王洛看了看表,之后,就像没发生这个小插曲一般,继续说了下去。
“和可能得到的支持相比,一些小少爷根本微不足道、无能为力,什么都不是。我打算在事情发生前多交流一下,和那些公司、共产的底层、下层人员。你们觉得如何?”
赵主事(表情和语气都变得谨慎起来):“很不错的想法。您是打算给按照您的计划行事的工厂减税吗……”
王洛:“不,我打算给其他的……那些他们觉得适合炒作、能迅速来钱的项目加税。”
赵主事,刘行长:“这……”
王洛:“有什么好奇怪的?要驯服一条野狗,态度绝不能是一直给它吃的。

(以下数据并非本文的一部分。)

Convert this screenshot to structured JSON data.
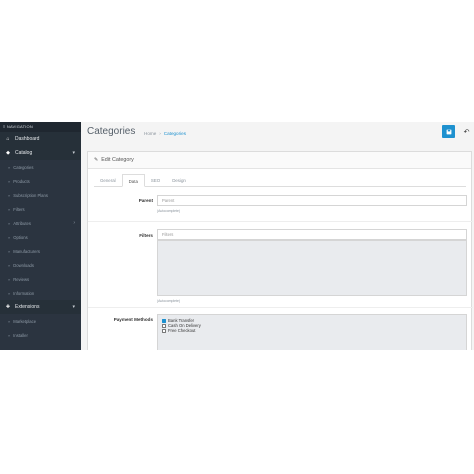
{
  "sidebar": {
    "header": "NAVIGATION",
    "items": [
      {
        "label": "Dashboard",
        "icon": "home-icon",
        "type": "section"
      },
      {
        "label": "Catalog",
        "icon": "tag-icon",
        "type": "section"
      },
      {
        "label": "Categories",
        "type": "sub"
      },
      {
        "label": "Products",
        "type": "sub"
      },
      {
        "label": "Subscription Plans",
        "type": "sub"
      },
      {
        "label": "Filters",
        "type": "sub"
      },
      {
        "label": "Attributes",
        "type": "sub"
      },
      {
        "label": "Options",
        "type": "sub"
      },
      {
        "label": "Manufacturers",
        "type": "sub"
      },
      {
        "label": "Downloads",
        "type": "sub"
      },
      {
        "label": "Reviews",
        "type": "sub"
      },
      {
        "label": "Information",
        "type": "sub"
      },
      {
        "label": "Extensions",
        "icon": "puzzle-icon",
        "type": "section"
      },
      {
        "label": "Marketplace",
        "type": "sub"
      },
      {
        "label": "Installer",
        "type": "sub"
      }
    ]
  },
  "header": {
    "title": "Categories",
    "breadcrumb": [
      "Home",
      "Categories"
    ]
  },
  "panel": {
    "title": "Edit Category",
    "tabs": [
      "General",
      "Data",
      "SEO",
      "Design"
    ],
    "active_tab": "Data"
  },
  "form": {
    "parent_label": "Parent",
    "parent_placeholder": "Parent",
    "parent_help": "(Autocomplete)",
    "filters_label": "Filters",
    "filters_placeholder": "Filters",
    "filters_help": "(Autocomplete)",
    "payment_label": "Payment Methods",
    "payment_methods": [
      {
        "label": "Bank Transfer",
        "checked": true
      },
      {
        "label": "Cash On Delivery",
        "checked": false
      },
      {
        "label": "Free Checkout",
        "checked": false
      }
    ]
  },
  "colors": {
    "sidebar_bg": "#2b3440",
    "accent": "#1e91cf"
  }
}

”
“那样的话,它不会感谢,只会觉得这是理所应当。一旦不给了,反而会被咬。”
“正确的做法,是一边给它吃的,一边用棍子揍它。做的符合我们的心意,就给吃的,不符合心意,就揍。只有这样,才能驯服这条名为‘资本’的野狗。”
“他们需要发展,这是好事。我们可以提供资本、提供市场、提供工人、提供原料。但是一味的减税、扶持,只会让这些资本家猖狂起来,得意忘形。不是吗?”
“在提供这些的同时,抄了他们的后路,给那些妨碍工业生产的行当加税、断了他们把资产留给毫无功劳的小孩子的机会。这就是棍子。”

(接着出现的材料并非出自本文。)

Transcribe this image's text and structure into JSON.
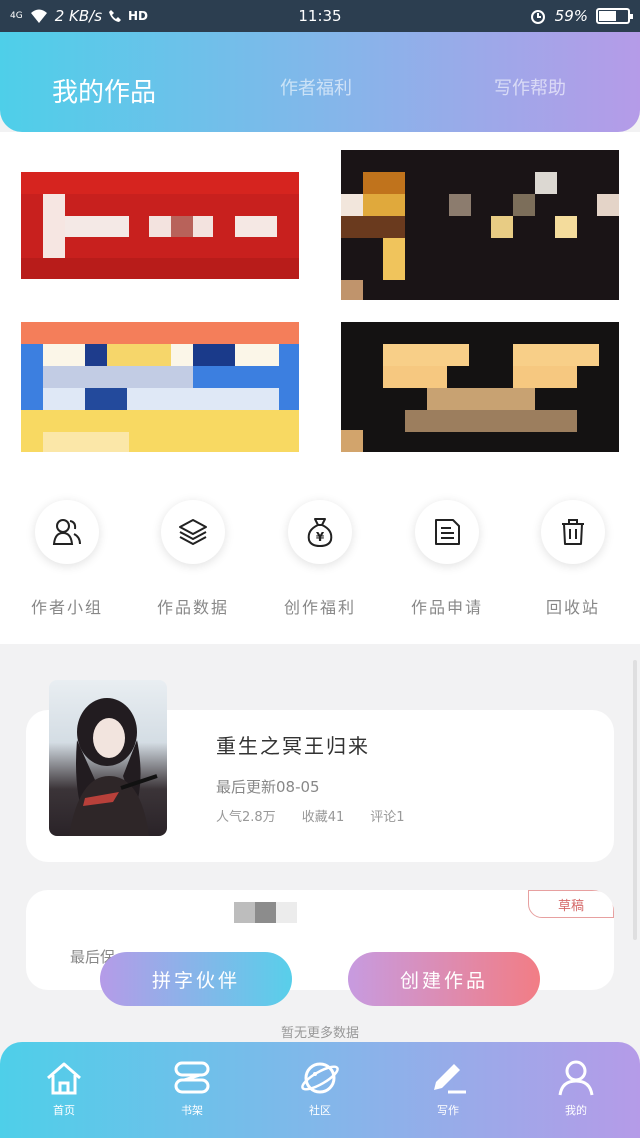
{
  "status_bar": {
    "network": "4G",
    "speed": "2 KB/s",
    "hd": "HD",
    "time": "11:35",
    "battery": "59%",
    "battery_level": 0.59
  },
  "header": {
    "tabs": [
      {
        "label": "我的作品",
        "active": true
      },
      {
        "label": "作者福利",
        "active": false
      },
      {
        "label": "写作帮助",
        "active": false
      }
    ]
  },
  "quick_actions": [
    {
      "label": "作者小组",
      "icon": "author-group-icon"
    },
    {
      "label": "作品数据",
      "icon": "layers-icon"
    },
    {
      "label": "创作福利",
      "icon": "money-bag-icon"
    },
    {
      "label": "作品申请",
      "icon": "document-icon"
    },
    {
      "label": "回收站",
      "icon": "trash-icon"
    }
  ],
  "works": [
    {
      "title": "重生之冥王归来",
      "update": "最后更新08-05",
      "stats": [
        "人气2.8万",
        "收藏41",
        "评论1"
      ]
    },
    {
      "draft_badge": "草稿",
      "update": "最后保..."
    }
  ],
  "buttons": {
    "partner": "拼字伙伴",
    "create": "创建作品"
  },
  "no_more_data": "暂无更多数据",
  "bottom_nav": [
    {
      "label": "首页",
      "icon": "home-icon"
    },
    {
      "label": "书架",
      "icon": "bookshelf-icon"
    },
    {
      "label": "社区",
      "icon": "planet-icon"
    },
    {
      "label": "写作",
      "icon": "pen-icon"
    },
    {
      "label": "我的",
      "icon": "user-icon"
    }
  ],
  "colors": {
    "gradient_start": "#4ecfe9",
    "gradient_end": "#b59be8",
    "create_button_end": "#f27d85"
  }
}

“互相的作用之下,他们才会做社会需要的,对整个群体来说有益的事情。你们说,是不是这样?”
王洛说到这里,又看了看表。这时候,外面响起了一阵吵闹声。
赵主事(向外看去):“怎么回事?”
他话音未落,门便打开了,一个年轻人冲了进来。
“不好了!”冲进来的人这样嚷道。“张主事他……他跟刘副主事打了起来,两个人都被打的鼻青脸肿……”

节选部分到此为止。